Around this area, authenticity presented itself in the literature as relevant.
Authenticity can mean a broad range of things including the alignment between how someone presents themselves and how they feel and the importance of authenticity has been stressed by psychodynamic theorists, such as Winnicott (1965) as well as humanistic theorists (Rogers, 1964; Yalom, 1980). Wood et al’s (2008) work on developing an authenticity scale concluded that authenticity could highlight differences between groups. Their three-dimensional authenticity model incorporates the overlapping dimensions of: self-alienation (ie an inadequate sense of identity);
external influence (belief that one must adjust to others’ expectations); and authentic living (being true to oneself). The first two dimensions are signs of inauthenticity and the latter of authenticity.
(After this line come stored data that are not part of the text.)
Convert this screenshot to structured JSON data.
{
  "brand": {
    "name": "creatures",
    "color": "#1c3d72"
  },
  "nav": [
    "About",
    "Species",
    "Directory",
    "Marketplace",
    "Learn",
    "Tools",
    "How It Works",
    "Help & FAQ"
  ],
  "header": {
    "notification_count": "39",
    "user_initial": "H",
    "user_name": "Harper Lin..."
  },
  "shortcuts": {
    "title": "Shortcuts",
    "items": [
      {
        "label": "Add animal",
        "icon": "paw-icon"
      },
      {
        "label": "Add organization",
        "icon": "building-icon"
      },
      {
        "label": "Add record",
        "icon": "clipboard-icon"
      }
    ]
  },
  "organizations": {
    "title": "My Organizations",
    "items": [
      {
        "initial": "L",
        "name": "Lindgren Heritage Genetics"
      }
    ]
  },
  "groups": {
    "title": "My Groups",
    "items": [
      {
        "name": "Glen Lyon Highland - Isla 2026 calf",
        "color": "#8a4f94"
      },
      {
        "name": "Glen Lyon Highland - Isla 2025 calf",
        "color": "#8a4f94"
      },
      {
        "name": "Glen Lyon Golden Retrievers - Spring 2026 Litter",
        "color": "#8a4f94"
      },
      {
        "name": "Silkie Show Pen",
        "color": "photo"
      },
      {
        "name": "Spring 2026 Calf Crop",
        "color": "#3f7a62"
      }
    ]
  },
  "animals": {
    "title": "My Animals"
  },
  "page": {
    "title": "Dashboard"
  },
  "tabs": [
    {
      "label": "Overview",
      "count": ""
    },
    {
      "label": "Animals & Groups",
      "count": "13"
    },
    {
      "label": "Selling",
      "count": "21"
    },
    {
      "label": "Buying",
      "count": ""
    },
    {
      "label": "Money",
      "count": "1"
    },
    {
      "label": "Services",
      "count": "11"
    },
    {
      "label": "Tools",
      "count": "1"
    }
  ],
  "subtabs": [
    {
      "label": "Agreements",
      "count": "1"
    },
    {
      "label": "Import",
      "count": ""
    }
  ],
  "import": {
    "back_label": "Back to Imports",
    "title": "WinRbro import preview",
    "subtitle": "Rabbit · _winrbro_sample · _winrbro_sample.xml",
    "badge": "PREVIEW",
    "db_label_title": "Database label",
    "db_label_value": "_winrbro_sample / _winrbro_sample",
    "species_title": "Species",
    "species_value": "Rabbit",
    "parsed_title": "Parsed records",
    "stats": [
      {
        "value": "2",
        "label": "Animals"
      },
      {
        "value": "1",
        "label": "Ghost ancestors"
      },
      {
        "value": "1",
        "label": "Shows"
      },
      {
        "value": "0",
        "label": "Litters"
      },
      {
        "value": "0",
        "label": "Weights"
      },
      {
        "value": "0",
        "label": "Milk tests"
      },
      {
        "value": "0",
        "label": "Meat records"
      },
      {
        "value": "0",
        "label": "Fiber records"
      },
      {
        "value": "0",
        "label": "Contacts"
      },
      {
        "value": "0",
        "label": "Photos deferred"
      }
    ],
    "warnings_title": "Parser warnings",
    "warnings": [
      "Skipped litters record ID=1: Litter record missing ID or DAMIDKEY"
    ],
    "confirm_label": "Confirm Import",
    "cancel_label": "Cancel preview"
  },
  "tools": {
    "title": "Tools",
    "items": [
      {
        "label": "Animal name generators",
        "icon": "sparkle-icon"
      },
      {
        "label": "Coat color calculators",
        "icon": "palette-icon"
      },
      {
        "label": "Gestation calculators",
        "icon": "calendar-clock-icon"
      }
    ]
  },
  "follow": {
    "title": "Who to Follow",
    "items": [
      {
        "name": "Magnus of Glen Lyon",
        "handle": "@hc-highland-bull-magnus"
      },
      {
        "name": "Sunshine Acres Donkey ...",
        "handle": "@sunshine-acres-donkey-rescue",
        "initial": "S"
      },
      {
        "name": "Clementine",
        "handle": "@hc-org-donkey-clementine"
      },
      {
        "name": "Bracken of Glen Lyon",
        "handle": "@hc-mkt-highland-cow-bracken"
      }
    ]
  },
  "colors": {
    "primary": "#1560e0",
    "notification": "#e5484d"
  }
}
Wood et al spoke in particular of those who may have ‘a potential identity which is not visually clear (such as Jewish, lesbian, gay, bisexual and transsexual people, and people with unseen disabilities such as epilepsy)’
(p.397). Although the mixed race group was not listed, I noted Angela’s desire to be
‘loud and proud’ – a phrase most often used with reference to homosexuals – so I feel these participants belong to this wider ‘hidden’ group and agree that issues of authenticity may be particularly important because of the ‘additional strain of not knowing whether people would treat them differently if their true group membership was known’ (p.397).
Akin and Akin (2014) looked at authenticity as a predictor of hope in a Turkish sample. Using Wood et al’s (2008) model, their research showed that levels of authenticity predicted levels of hope, which they interpreted as consistent with research that shows that hope is related to psychological strengths such as better coping, empowerment and psychosocial functioning.
Whilst authenticity was not mentioned specifically by the participants in this research, and although Akin and Akin’s (2014) research was conducted using quantitative measures, it can be seen that by trying to fit in with the white ‘norm’ around them, some of the participants could be said to be living inauthentically by not fully acknowledging their racial mix. O’Hara (2013) understands this slip into inauthenticity as the outcome of not being able to cope with the despair in our lives -
in the case of these participants, despair around the lack of understanding and acceptance of their mixed race experience. In light of the correlation between experiences of authenticity and hope, one could tentatively draw a conclusion that the experience of hope in my research study was related to their being mixed race, in part, for these reasons.
Aligned to this, O’Hara and O’Hara’s research (2012) cited in O’Hara (2013) found five blockages to hope, one of which was unconfronted aspects of the self. Whilst I understand their take on this blockage (ie not owning certain beliefs) in the case of this participant group, I feel that this blockage was related to aspects of their mixed race experience, and therefore of themselves, that had not been fully integrated thus far.